Kilka minut po godzinie 16, gdy w Sejmie trwała dyskusja nad zmianami w prawie bankowym oraz obradowało kilka komisji, grupa posłów PiS, zapominając o parlamentarnych obowiązkach, beztrosko wsiadła do autobusu i pojechała grać w piłkę! Na te polityczne wagary udali się m.in. agent Tomek, czyli Tomasz Kaczmarek (37 l.), Jacek Sasin (44 l.) czy Jan Tomaszewski (65 l.). Pojechali do Zielonki, by grać w piłkę z tamtejszymi samorządowcami.

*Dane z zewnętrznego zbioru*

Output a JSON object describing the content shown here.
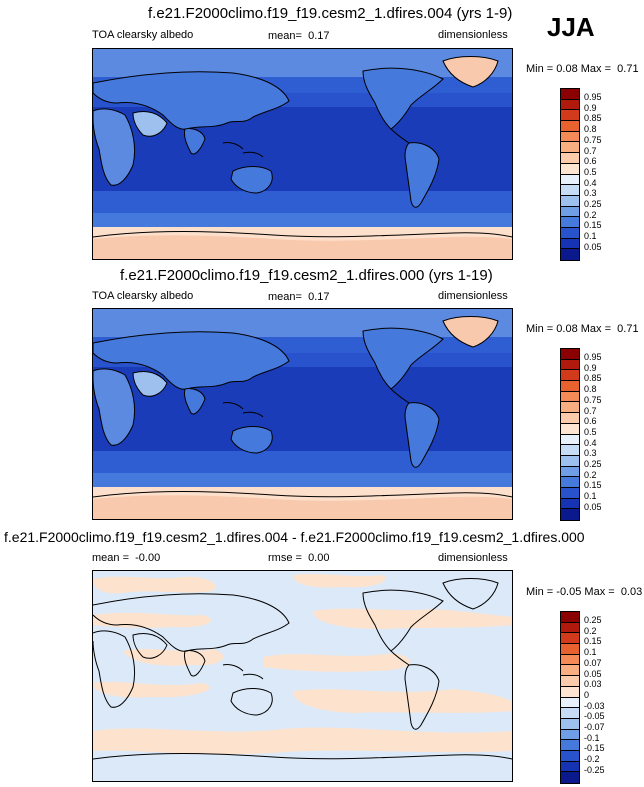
{
  "season": "JJA",
  "panels": [
    {
      "title": "f.e21.F2000climo.f19_f19.cesm2_1.dfires.004 (yrs 1-9)",
      "variable": "TOA clearsky albedo",
      "mean_label": "mean=",
      "mean": "0.17",
      "units": "dimensionless",
      "min_label": "Min =",
      "min": "0.08",
      "max_label": "Max =",
      "max": "0.71",
      "levels": [
        "0.95",
        "0.9",
        "0.85",
        "0.8",
        "0.75",
        "0.7",
        "0.6",
        "0.5",
        "0.4",
        "0.3",
        "0.25",
        "0.2",
        "0.15",
        "0.1",
        "0.05"
      ],
      "colors": [
        "#8b0000",
        "#b01a0c",
        "#d13a1a",
        "#e8622f",
        "#f48a55",
        "#f9ae82",
        "#fccbac",
        "#fde5d2",
        "#e8f1fb",
        "#c6dcf6",
        "#9dc0ef",
        "#6f9ee6",
        "#4679dc",
        "#2853cc",
        "#1633b4",
        "#0a1a8c"
      ]
    },
    {
      "title": "f.e21.F2000climo.f19_f19.cesm2_1.dfires.000 (yrs 1-19)",
      "variable": "TOA clearsky albedo",
      "mean_label": "mean=",
      "mean": "0.17",
      "units": "dimensionless",
      "min_label": "Min =",
      "min": "0.08",
      "max_label": "Max =",
      "max": "0.71",
      "levels": [
        "0.95",
        "0.9",
        "0.85",
        "0.8",
        "0.75",
        "0.7",
        "0.6",
        "0.5",
        "0.4",
        "0.3",
        "0.25",
        "0.2",
        "0.15",
        "0.1",
        "0.05"
      ],
      "colors": [
        "#8b0000",
        "#b01a0c",
        "#d13a1a",
        "#e8622f",
        "#f48a55",
        "#f9ae82",
        "#fccbac",
        "#fde5d2",
        "#e8f1fb",
        "#c6dcf6",
        "#9dc0ef",
        "#6f9ee6",
        "#4679dc",
        "#2853cc",
        "#1633b4",
        "#0a1a8c"
      ]
    },
    {
      "title": "f.e21.F2000climo.f19_f19.cesm2_1.dfires.004 - f.e21.F2000climo.f19_f19.cesm2_1.dfires.000",
      "mean_label": "mean =",
      "mean": "-0.00",
      "rmse_label": "rmse =",
      "rmse": "0.00",
      "units": "dimensionless",
      "min_label": "Min =",
      "min": "-0.05",
      "max_label": "Max =",
      "max": "0.03",
      "levels": [
        "0.25",
        "0.2",
        "0.15",
        "0.1",
        "0.07",
        "0.05",
        "0.03",
        "0",
        "-0.03",
        "-0.05",
        "-0.07",
        "-0.1",
        "-0.15",
        "-0.2",
        "-0.25"
      ],
      "colors": [
        "#8b0000",
        "#b01a0c",
        "#d13a1a",
        "#e8622f",
        "#f48a55",
        "#f9ae82",
        "#fccbac",
        "#fde5d2",
        "#e8f1fb",
        "#c6dcf6",
        "#9dc0ef",
        "#6f9ee6",
        "#4679dc",
        "#2853cc",
        "#1633b4",
        "#0a1a8c"
      ]
    }
  ],
  "palette": {
    "ocean_deep": "#1a3cb8",
    "ocean_mid": "#2f5ed3",
    "land": "#5b8ae0",
    "land_bright": "#9dc0ef",
    "polar": "#f9c9ad",
    "polar_band": "#fde0cc",
    "diff_blue": "#dce9f8",
    "diff_orange": "#fde3cd"
  }
}
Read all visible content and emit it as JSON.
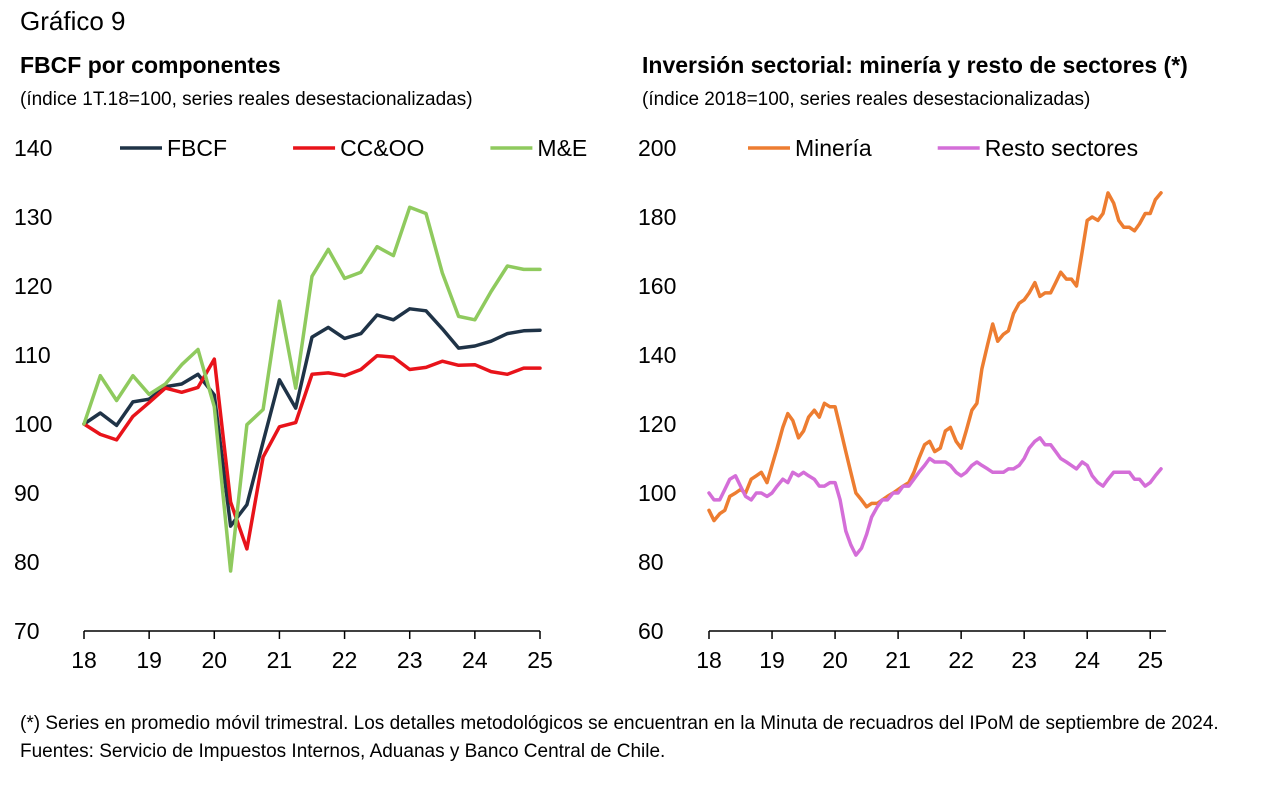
{
  "figure_label": "Gráfico 9",
  "footnote": "(*) Series en promedio móvil trimestral. Los detalles metodológicos se encuentran en la Minuta de recuadros del IPoM de septiembre de 2024.",
  "source": "Fuentes: Servicio de Impuestos Internos, Aduanas y Banco Central de Chile.",
  "chart_data": [
    {
      "type": "line",
      "title": "FBCF por componentes",
      "subtitle": "(índice 1T.18=100, series reales desestacionalizadas)",
      "xlabel": "",
      "ylabel": "",
      "ylim": [
        70,
        140
      ],
      "yticks": [
        70,
        80,
        90,
        100,
        110,
        120,
        130,
        140
      ],
      "xlim": [
        2018,
        2025
      ],
      "xtick_labels": [
        "18",
        "19",
        "20",
        "21",
        "22",
        "23",
        "24",
        "25"
      ],
      "grid": false,
      "legend": "top",
      "x": [
        2018.0,
        2018.25,
        2018.5,
        2018.75,
        2019.0,
        2019.25,
        2019.5,
        2019.75,
        2020.0,
        2020.25,
        2020.5,
        2020.75,
        2021.0,
        2021.25,
        2021.5,
        2021.75,
        2022.0,
        2022.25,
        2022.5,
        2022.75,
        2023.0,
        2023.25,
        2023.5,
        2023.75,
        2024.0,
        2024.25,
        2024.5,
        2024.75,
        2025.0
      ],
      "series": [
        {
          "name": "FBCF",
          "color": "#1f3347",
          "values": [
            100.0,
            101.6,
            99.8,
            103.2,
            103.6,
            105.4,
            105.8,
            107.2,
            104.2,
            85.2,
            88.3,
            97.4,
            106.4,
            102.3,
            112.6,
            114.0,
            112.4,
            113.1,
            115.8,
            115.1,
            116.7,
            116.4,
            113.8,
            111.0,
            111.3,
            112.0,
            113.1,
            113.5,
            113.6
          ]
        },
        {
          "name": "CC&OO",
          "color": "#e8131a",
          "values": [
            100.0,
            98.5,
            97.7,
            101.1,
            103.1,
            105.2,
            104.6,
            105.3,
            109.4,
            88.7,
            81.9,
            95.2,
            99.6,
            100.2,
            107.2,
            107.4,
            107.0,
            107.9,
            109.9,
            109.7,
            107.9,
            108.2,
            109.1,
            108.5,
            108.6,
            107.6,
            107.2,
            108.1,
            108.1
          ]
        },
        {
          "name": "M&E",
          "color": "#8fca5e",
          "values": [
            100.0,
            107.0,
            103.4,
            107.0,
            104.3,
            105.8,
            108.6,
            110.8,
            102.5,
            78.7,
            99.9,
            102.1,
            117.8,
            105.2,
            121.4,
            125.3,
            121.1,
            122.0,
            125.7,
            124.4,
            131.4,
            130.5,
            121.9,
            115.6,
            115.1,
            119.2,
            122.9,
            122.4,
            122.4
          ]
        }
      ]
    },
    {
      "type": "line",
      "title": "Inversión sectorial: minería y resto de sectores (*)",
      "subtitle": "(índice 2018=100, series reales desestacionalizadas)",
      "xlabel": "",
      "ylabel": "",
      "ylim": [
        60,
        200
      ],
      "yticks": [
        60,
        80,
        100,
        120,
        140,
        160,
        180,
        200
      ],
      "xlim": [
        2018,
        2025.25
      ],
      "xtick_labels": [
        "18",
        "19",
        "20",
        "21",
        "22",
        "23",
        "24",
        "25"
      ],
      "grid": false,
      "legend": "top",
      "series": [
        {
          "name": "Minería",
          "color": "#ed7d31",
          "points": [
            [
              2018.0,
              95
            ],
            [
              2018.08,
              92
            ],
            [
              2018.17,
              94
            ],
            [
              2018.25,
              95
            ],
            [
              2018.33,
              99
            ],
            [
              2018.42,
              100
            ],
            [
              2018.5,
              101
            ],
            [
              2018.58,
              100
            ],
            [
              2018.67,
              104
            ],
            [
              2018.75,
              105
            ],
            [
              2018.83,
              106
            ],
            [
              2018.92,
              103
            ],
            [
              2019.0,
              108
            ],
            [
              2019.08,
              113
            ],
            [
              2019.17,
              119
            ],
            [
              2019.25,
              123
            ],
            [
              2019.33,
              121
            ],
            [
              2019.42,
              116
            ],
            [
              2019.5,
              118
            ],
            [
              2019.58,
              122
            ],
            [
              2019.67,
              124
            ],
            [
              2019.75,
              122
            ],
            [
              2019.83,
              126
            ],
            [
              2019.92,
              125
            ],
            [
              2020.0,
              125
            ],
            [
              2020.08,
              119
            ],
            [
              2020.17,
              112
            ],
            [
              2020.25,
              106
            ],
            [
              2020.33,
              100
            ],
            [
              2020.42,
              98
            ],
            [
              2020.5,
              96
            ],
            [
              2020.58,
              97
            ],
            [
              2020.67,
              97
            ],
            [
              2020.75,
              98
            ],
            [
              2020.83,
              99
            ],
            [
              2020.92,
              100
            ],
            [
              2021.0,
              101
            ],
            [
              2021.08,
              102
            ],
            [
              2021.17,
              103
            ],
            [
              2021.25,
              106
            ],
            [
              2021.33,
              110
            ],
            [
              2021.42,
              114
            ],
            [
              2021.5,
              115
            ],
            [
              2021.58,
              112
            ],
            [
              2021.67,
              113
            ],
            [
              2021.75,
              118
            ],
            [
              2021.83,
              119
            ],
            [
              2021.92,
              115
            ],
            [
              2022.0,
              113
            ],
            [
              2022.08,
              118
            ],
            [
              2022.17,
              124
            ],
            [
              2022.25,
              126
            ],
            [
              2022.33,
              136
            ],
            [
              2022.42,
              143
            ],
            [
              2022.5,
              149
            ],
            [
              2022.58,
              144
            ],
            [
              2022.67,
              146
            ],
            [
              2022.75,
              147
            ],
            [
              2022.83,
              152
            ],
            [
              2022.92,
              155
            ],
            [
              2023.0,
              156
            ],
            [
              2023.08,
              158
            ],
            [
              2023.17,
              161
            ],
            [
              2023.25,
              157
            ],
            [
              2023.33,
              158
            ],
            [
              2023.42,
              158
            ],
            [
              2023.5,
              161
            ],
            [
              2023.58,
              164
            ],
            [
              2023.67,
              162
            ],
            [
              2023.75,
              162
            ],
            [
              2023.83,
              160
            ],
            [
              2023.92,
              170
            ],
            [
              2024.0,
              179
            ],
            [
              2024.08,
              180
            ],
            [
              2024.17,
              179
            ],
            [
              2024.25,
              181
            ],
            [
              2024.33,
              187
            ],
            [
              2024.42,
              184
            ],
            [
              2024.5,
              179
            ],
            [
              2024.58,
              177
            ],
            [
              2024.67,
              177
            ],
            [
              2024.75,
              176
            ],
            [
              2024.83,
              178
            ],
            [
              2024.92,
              181
            ],
            [
              2025.0,
              181
            ],
            [
              2025.08,
              185
            ],
            [
              2025.17,
              187
            ]
          ]
        },
        {
          "name": "Resto sectores",
          "color": "#d46ed8",
          "points": [
            [
              2018.0,
              100
            ],
            [
              2018.08,
              98
            ],
            [
              2018.17,
              98
            ],
            [
              2018.25,
              101
            ],
            [
              2018.33,
              104
            ],
            [
              2018.42,
              105
            ],
            [
              2018.5,
              102
            ],
            [
              2018.58,
              99
            ],
            [
              2018.67,
              98
            ],
            [
              2018.75,
              100
            ],
            [
              2018.83,
              100
            ],
            [
              2018.92,
              99
            ],
            [
              2019.0,
              100
            ],
            [
              2019.08,
              102
            ],
            [
              2019.17,
              104
            ],
            [
              2019.25,
              103
            ],
            [
              2019.33,
              106
            ],
            [
              2019.42,
              105
            ],
            [
              2019.5,
              106
            ],
            [
              2019.58,
              105
            ],
            [
              2019.67,
              104
            ],
            [
              2019.75,
              102
            ],
            [
              2019.83,
              102
            ],
            [
              2019.92,
              103
            ],
            [
              2020.0,
              103
            ],
            [
              2020.08,
              98
            ],
            [
              2020.17,
              89
            ],
            [
              2020.25,
              85
            ],
            [
              2020.33,
              82
            ],
            [
              2020.42,
              84
            ],
            [
              2020.5,
              88
            ],
            [
              2020.58,
              93
            ],
            [
              2020.67,
              96
            ],
            [
              2020.75,
              98
            ],
            [
              2020.83,
              98
            ],
            [
              2020.92,
              100
            ],
            [
              2021.0,
              100
            ],
            [
              2021.08,
              102
            ],
            [
              2021.17,
              102
            ],
            [
              2021.25,
              104
            ],
            [
              2021.33,
              106
            ],
            [
              2021.42,
              108
            ],
            [
              2021.5,
              110
            ],
            [
              2021.58,
              109
            ],
            [
              2021.67,
              109
            ],
            [
              2021.75,
              109
            ],
            [
              2021.83,
              108
            ],
            [
              2021.92,
              106
            ],
            [
              2022.0,
              105
            ],
            [
              2022.08,
              106
            ],
            [
              2022.17,
              108
            ],
            [
              2022.25,
              109
            ],
            [
              2022.33,
              108
            ],
            [
              2022.42,
              107
            ],
            [
              2022.5,
              106
            ],
            [
              2022.58,
              106
            ],
            [
              2022.67,
              106
            ],
            [
              2022.75,
              107
            ],
            [
              2022.83,
              107
            ],
            [
              2022.92,
              108
            ],
            [
              2023.0,
              110
            ],
            [
              2023.08,
              113
            ],
            [
              2023.17,
              115
            ],
            [
              2023.25,
              116
            ],
            [
              2023.33,
              114
            ],
            [
              2023.42,
              114
            ],
            [
              2023.5,
              112
            ],
            [
              2023.58,
              110
            ],
            [
              2023.67,
              109
            ],
            [
              2023.75,
              108
            ],
            [
              2023.83,
              107
            ],
            [
              2023.92,
              109
            ],
            [
              2024.0,
              108
            ],
            [
              2024.08,
              105
            ],
            [
              2024.17,
              103
            ],
            [
              2024.25,
              102
            ],
            [
              2024.33,
              104
            ],
            [
              2024.42,
              106
            ],
            [
              2024.5,
              106
            ],
            [
              2024.58,
              106
            ],
            [
              2024.67,
              106
            ],
            [
              2024.75,
              104
            ],
            [
              2024.83,
              104
            ],
            [
              2024.92,
              102
            ],
            [
              2025.0,
              103
            ],
            [
              2025.08,
              105
            ],
            [
              2025.17,
              107
            ]
          ]
        }
      ]
    }
  ]
}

>>> Tusk w gipsie. Premier przestał haratać w gałę
- Poseł ma swoje obowiązki parlamentarne, lecz także zobowiązania wobec wyborców w terenie. I tego typu wydarzenie sportowe to świetny moment, by nawiązać kontakt z wyborcami i zaprezentować się od innej strony niż tylko w garniturze na sali plenarnej - tłumaczy Tomasz Kaczmarek, nie widząc nic złego w tym, że opuścił obrady swojej komisji. Na boisku też nie szło mu najlepiej. Zdyszany ledwo zdołał zejść z murawy. Najwyraźniej haratanie w gałę nie służy całemu PiS. Bo przegrał mecz aż 0:6!